In Elm, Signals are one of the basic building blocks for creating applications. You can think of a signal as a stream of values that change over time.

In Elm, Signals can be merged, transformed and filtered as you see fit.

Signal

Let's see a basic signal:

import Html
import Mouse

view : Int -> Html.Html
view x =
  Html.text (toString x)

main : Signal.Signal Html.Html
main =
  Signal.map view Mouse.x

If you run this example in the browser you will see the changing x coordinate as you move your mouse.

In the first line we import the Html module from core, which we will use to display the x coordinate.

In the second line we import Mouse from core. This module has various utilities for working with the mouse.

view

view is a function that takes an integer and returns an html fragment (Int -> Html.Html).

But Html.text takes a string, so we need to convert x to a string first. This is done with the toString function.

main

In Elm applications main can return a static element or a signal. In this case main is returning a signal of Html (Signal.Signal Html.Html). That is, the HTML output by this application can vary over time!.

To understand how this is accomplished, let us deconstruct the last line of the code listing above.

Mouse.x

Mouse.x gives us a signal of your mouse's x coordinate as it changes. This signal has the signature Signal.Signal Int, so it is a signal that carries an integer.

Signal.map

Signal.map is a function that converts or maps one signal to a different signal. Its type signature is Signal.map : (a -> result) -> Signal a -> Signal result The first argument is a function that receives a value of type a and outputs a value of type result. It is used to take values from the source signal and output values of the target signal type. The second argument to Signal.map is the source signal to be transformed. It has to be a signal of values of type a. The output is of type Signal result. That is, it is a signal of values of type result.

In the example above, the view function we defined above is used as the transformation or mapping function. It takes an Int value and outputs a value of type Html.Html. The second argument is a signal of Int values. So the output is a signal of Html.Html values.

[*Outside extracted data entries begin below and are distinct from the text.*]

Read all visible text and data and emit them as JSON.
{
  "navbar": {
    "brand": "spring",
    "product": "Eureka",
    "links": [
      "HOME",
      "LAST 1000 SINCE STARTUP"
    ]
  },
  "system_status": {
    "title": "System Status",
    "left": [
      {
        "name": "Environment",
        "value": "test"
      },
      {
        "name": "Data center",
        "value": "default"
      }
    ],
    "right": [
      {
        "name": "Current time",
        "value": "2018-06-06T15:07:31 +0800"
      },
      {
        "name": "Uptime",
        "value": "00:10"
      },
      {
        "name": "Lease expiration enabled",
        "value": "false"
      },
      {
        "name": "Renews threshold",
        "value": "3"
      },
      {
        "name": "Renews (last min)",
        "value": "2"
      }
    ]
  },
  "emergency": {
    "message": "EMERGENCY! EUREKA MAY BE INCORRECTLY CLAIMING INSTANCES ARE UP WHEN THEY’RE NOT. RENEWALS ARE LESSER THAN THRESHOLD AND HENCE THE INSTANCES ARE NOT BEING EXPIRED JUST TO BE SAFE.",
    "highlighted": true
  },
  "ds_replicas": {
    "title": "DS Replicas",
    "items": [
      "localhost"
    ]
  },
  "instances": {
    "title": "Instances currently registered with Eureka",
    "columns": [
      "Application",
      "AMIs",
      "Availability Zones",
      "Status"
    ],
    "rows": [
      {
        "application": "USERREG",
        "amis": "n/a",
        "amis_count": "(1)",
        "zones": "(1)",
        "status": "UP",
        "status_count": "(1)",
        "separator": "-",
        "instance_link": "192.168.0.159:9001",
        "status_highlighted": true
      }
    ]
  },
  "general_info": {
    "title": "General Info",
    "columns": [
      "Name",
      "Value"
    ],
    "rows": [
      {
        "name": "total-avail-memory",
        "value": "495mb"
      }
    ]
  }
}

Which is what we want the function main to output!.

Signal.map returns a new signal with the result of mapping the values of the source signal through the provided transformation function. As the source signal changes, each new value is transformed into, or mapped to, a value of the target signal type.

Signal map

Diagram: We have a source signal (A). Signal.map produces a second signal (B). This second signal produces values that are the double of the original signal.

Here is another example of map:

double x =
  x * 2

doubleSignal =
  Signal.map double Mouse.x

double is a pure function that doubles its input. So doubleSignal is a signal that always gives us the current mouse x coordinate multiplied by 2.

Excersice

Try combining the basic mouse x coordinate example above with doubleSignal so you see the current x multiplied by 2 as you move your mouse.